I appreciate your insight and when I read your post, I felt a little calmer about today. It is a big day for the participants, but in reality, it's just another day for me with a few hitches thrown in for good measure. There are aspects of the planning that I'm still not sure of, and will ultimately cost me money in staff. The alternative would have been to put too much pressure on these folks, and to be honest, I think they were doing all they could possibly handle. There is a wedding planner on board, but she came late to the show and hasn't communicated well with me or the baker. Consequently I feel there are some gaps, but they always get filled in, and you're exactly right; it doesn't mean we have to panic about it. I always remember some famous person's saying that a good hostess is like a duck on water- calm on the surface and paddling like **** underneath.

Got to run. Found out last night that the bartenders aren't bringing their own ice and I have to pick up 300# at Sam's as well as the Triple sec for the Sangria that the MOB forgot.:lol: I may add a little of it to some tequila and liime and have a margarita when it's all over.


----------



## dmt (Jul 28, 2006)

Might we ask how this all turned out??

And the plural is Margaritas...


----------



## lentil (Sep 8, 2003)

Thanks for asking, DMT. I'm not at all happy with how it all turned out. The food was just okay in my opinion, and the wedding had to be moved inside the tent because of rain. After all the work setting things up and making it look beautiful, I hate it when half the siilverware is used for the apps, napkins get unfolded, the tables get undone. The worst part is when the planner comes into the prep tent and says we have to move things up because people are getting restless being in the tent. Dinner was served a full 45 minutes early than planned.

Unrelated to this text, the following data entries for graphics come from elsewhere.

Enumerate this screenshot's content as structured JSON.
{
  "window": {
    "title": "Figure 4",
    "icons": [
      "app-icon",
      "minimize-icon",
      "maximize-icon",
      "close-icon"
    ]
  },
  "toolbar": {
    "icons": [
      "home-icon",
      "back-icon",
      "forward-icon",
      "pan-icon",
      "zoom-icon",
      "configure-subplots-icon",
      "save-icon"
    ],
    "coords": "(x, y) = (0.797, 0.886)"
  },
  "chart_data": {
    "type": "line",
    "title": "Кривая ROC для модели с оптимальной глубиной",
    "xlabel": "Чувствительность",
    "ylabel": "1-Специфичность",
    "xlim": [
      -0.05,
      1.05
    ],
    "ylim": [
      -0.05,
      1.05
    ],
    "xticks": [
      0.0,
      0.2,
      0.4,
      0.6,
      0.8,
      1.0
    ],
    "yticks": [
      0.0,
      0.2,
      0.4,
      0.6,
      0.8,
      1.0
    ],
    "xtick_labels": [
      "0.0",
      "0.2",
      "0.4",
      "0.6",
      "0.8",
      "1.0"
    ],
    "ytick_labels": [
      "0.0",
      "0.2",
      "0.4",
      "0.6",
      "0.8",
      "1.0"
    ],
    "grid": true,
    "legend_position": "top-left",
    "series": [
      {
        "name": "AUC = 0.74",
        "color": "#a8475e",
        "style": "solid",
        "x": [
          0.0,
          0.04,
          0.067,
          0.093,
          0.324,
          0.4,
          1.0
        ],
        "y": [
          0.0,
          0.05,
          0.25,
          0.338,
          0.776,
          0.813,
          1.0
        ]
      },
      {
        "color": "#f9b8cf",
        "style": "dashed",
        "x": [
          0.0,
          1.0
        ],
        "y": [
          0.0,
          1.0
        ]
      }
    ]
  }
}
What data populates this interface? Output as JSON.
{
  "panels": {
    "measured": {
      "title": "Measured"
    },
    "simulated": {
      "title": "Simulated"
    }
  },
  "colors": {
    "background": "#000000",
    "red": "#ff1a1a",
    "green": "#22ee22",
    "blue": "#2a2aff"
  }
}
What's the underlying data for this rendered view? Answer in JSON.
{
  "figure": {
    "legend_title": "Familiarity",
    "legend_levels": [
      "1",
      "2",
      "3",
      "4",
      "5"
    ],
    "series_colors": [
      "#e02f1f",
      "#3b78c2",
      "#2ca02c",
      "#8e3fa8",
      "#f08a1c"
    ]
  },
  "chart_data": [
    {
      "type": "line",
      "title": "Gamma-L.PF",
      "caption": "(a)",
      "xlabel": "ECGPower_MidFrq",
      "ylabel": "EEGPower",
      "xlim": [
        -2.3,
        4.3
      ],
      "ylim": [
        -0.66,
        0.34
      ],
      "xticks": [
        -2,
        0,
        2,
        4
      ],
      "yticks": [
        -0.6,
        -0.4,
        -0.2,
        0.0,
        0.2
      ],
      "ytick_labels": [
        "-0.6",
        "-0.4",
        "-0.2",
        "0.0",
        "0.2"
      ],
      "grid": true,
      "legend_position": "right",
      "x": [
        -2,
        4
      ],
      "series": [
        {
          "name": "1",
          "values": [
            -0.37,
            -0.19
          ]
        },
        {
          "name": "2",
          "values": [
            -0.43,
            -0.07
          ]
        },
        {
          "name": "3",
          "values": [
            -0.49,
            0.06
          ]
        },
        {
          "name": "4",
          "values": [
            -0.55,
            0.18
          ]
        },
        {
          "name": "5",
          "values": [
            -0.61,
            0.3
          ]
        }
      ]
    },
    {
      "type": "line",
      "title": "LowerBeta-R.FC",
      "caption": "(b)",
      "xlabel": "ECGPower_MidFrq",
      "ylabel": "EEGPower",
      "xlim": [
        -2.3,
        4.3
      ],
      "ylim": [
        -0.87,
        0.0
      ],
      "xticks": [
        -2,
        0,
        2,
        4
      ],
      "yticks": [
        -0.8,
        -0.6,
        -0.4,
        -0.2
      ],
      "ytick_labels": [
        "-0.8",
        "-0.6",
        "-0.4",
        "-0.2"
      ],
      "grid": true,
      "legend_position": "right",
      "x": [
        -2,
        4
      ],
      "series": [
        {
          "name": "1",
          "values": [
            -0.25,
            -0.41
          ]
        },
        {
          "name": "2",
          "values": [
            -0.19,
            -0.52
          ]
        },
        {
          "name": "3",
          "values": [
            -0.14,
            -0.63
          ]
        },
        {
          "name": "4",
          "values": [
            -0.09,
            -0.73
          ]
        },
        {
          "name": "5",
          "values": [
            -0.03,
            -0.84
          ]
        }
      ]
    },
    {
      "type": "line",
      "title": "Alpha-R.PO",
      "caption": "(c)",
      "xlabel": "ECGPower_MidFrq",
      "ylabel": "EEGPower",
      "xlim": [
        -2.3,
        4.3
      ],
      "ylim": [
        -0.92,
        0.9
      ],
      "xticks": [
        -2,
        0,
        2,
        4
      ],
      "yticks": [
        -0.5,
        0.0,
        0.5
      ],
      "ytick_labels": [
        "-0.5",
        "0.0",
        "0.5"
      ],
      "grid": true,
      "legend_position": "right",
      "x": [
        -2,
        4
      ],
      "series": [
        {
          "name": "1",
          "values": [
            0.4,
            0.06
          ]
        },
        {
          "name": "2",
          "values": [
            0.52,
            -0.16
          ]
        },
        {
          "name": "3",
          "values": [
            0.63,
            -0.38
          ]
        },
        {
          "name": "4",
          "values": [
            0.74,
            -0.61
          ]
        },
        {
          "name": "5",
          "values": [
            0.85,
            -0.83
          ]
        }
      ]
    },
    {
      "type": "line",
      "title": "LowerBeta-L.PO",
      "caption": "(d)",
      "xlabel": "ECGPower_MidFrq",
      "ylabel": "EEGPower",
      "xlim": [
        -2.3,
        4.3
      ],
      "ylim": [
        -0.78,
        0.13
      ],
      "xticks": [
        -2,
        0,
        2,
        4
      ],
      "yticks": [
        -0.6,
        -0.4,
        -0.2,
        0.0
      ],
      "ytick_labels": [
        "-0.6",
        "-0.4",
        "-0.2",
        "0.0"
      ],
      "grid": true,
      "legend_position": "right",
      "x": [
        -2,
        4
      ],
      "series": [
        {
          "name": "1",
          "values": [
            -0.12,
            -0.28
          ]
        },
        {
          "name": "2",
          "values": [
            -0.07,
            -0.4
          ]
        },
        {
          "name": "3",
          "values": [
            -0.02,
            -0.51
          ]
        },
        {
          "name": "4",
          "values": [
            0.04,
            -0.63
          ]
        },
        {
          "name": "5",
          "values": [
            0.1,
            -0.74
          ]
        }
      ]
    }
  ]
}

Everything was fine, but not my best wedding to date.

...and I forgot to get the margaritas Besides it was so darned hot that ice water was the drink of the day.


----------



## dmt (Jul 28, 2006)

Sorry to hear it sort of unravelled on you...

Next one will undoubtably be a vast improvement!!

"Restless in the tent"... Priceless... Where's Eddie Scholovitz the Polka King when you need him???


----------



## lentil (Sep 8, 2003)

That wedding has bugged me all week; thinking about how I should have done it differently, how the food could have been improved- the service, whether or not fervent prayer could have changed the hot, humid weather.... 

Just when I was at my lowest point, I got a note from the mom of the bride. She said the wedding was everything her daughter had wanted. The food was wonderful and she was sorry she didn't have time to talk personally with me during the reception.

Whew! I know it's too much to ask to have every client be 100% satisfied, but up until this wedding, I hadn't had anyone complain about anything. I knew my run of good luck was going to end sometime, but didn't want it to end with my biggest and most complicated catering job to date. It would have really shaken my confidence.


----------